Speaking of, those who came before us, throughout my life, I’ve had the privilege of living on the lands of many Native Nations. These include the Odawa (Ottawa), Ojibwe (Chippewa), and Potawatomi of the Great Lakes region—nations of the Three Fires Confederacy—as well as the Miami, Shawnee, and Kickapoo peoples of Indiana. In the Pacific Northwest, I lived on the ancestral lands of the Duwamish, Suquamish, Coast Salish, and Muckleshoot peoples. My time in Northern California connected me to the territories of the Coast Miwok and Southern Pomo, while my current home in Marina del Rey is on the land of the Tongva (Gabrielino-Tongva), the original stewards of the Los Angeles Basin.
All of the matriarchs, wise women, ancestors, our Great-grandmothers, Grandmothers, Aunties, Sisters and Mothers fought to get us here.
They kept the home, stoked the fires, mixed the elixirs, built businesses in their kitchens, stitched quilts that paid the rent, marched for our right to vote, went on hunger strikes, got arrested, protested, took second jobs, paid for our college, taught us how to write our names and balance a checkbook, took care of a home after working a night shift, and how to stand up when the world said sit down.
Our daughters and all humans coming after us are watching what we do and how we are deciding to show up.
And in between, we are the bridge.
This is our moment to reclaim what’s ours. To take back our names, our ideas, our autonomy, our work, our stories, and our wealth—and to pass them on intact.
Am I constantly tired? yep. However every day is always a good day for hope, fight and a reclamation.
Press record. Let it roar. Turn it to eleven. Shred the old narratives. Share what’s yours.
This time, own the masters, fuck that word.

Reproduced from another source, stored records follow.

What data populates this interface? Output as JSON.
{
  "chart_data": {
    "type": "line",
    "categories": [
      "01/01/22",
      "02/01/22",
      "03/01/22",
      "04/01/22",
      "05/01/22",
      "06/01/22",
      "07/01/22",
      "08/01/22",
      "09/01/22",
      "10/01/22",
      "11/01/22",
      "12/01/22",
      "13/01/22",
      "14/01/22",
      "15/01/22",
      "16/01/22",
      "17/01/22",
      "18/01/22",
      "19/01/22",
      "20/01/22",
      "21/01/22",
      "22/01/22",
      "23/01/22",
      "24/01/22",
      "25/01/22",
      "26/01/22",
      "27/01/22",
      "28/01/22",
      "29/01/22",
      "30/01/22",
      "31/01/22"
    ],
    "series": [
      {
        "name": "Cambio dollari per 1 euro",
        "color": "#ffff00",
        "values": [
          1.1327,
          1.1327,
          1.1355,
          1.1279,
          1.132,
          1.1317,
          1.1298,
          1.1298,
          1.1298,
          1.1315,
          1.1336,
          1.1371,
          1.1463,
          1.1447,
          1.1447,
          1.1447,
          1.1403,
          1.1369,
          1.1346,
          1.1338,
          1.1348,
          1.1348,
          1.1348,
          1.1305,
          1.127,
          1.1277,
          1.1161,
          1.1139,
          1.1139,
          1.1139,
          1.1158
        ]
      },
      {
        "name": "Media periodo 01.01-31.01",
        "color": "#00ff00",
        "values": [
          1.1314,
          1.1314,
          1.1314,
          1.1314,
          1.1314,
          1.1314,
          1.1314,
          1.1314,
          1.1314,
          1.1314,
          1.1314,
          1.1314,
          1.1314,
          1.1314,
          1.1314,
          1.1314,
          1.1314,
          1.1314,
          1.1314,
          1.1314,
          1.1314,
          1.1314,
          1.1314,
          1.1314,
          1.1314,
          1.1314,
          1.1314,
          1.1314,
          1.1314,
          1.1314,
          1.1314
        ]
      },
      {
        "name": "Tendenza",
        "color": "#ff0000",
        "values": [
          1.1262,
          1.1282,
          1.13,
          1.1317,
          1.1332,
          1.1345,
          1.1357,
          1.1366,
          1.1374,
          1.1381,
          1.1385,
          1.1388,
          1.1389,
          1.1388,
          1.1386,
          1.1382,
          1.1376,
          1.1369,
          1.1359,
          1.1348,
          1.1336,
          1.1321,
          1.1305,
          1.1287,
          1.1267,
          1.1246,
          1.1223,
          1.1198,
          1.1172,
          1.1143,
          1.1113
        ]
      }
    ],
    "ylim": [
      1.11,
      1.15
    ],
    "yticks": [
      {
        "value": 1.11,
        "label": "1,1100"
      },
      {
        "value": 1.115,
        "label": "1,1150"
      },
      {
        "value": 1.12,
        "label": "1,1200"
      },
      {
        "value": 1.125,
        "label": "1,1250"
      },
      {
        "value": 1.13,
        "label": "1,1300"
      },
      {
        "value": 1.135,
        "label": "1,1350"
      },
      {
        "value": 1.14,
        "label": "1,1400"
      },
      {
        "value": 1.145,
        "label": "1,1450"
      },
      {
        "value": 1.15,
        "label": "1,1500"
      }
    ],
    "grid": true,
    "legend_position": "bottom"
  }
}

Own our unique, original stories that belong to us.
Women will save the world. There are more of us. Especially when we and our allies band together.
What kind of future do we want for ourselves right now and fifty years from now?
It is up to us.
Press Play. And pass it on.
Joy is resistance. Rest is strategy. Play is protest.
Empathy makes us human; action makes us warriors.
Grateful you’ve let my words find a place in your day.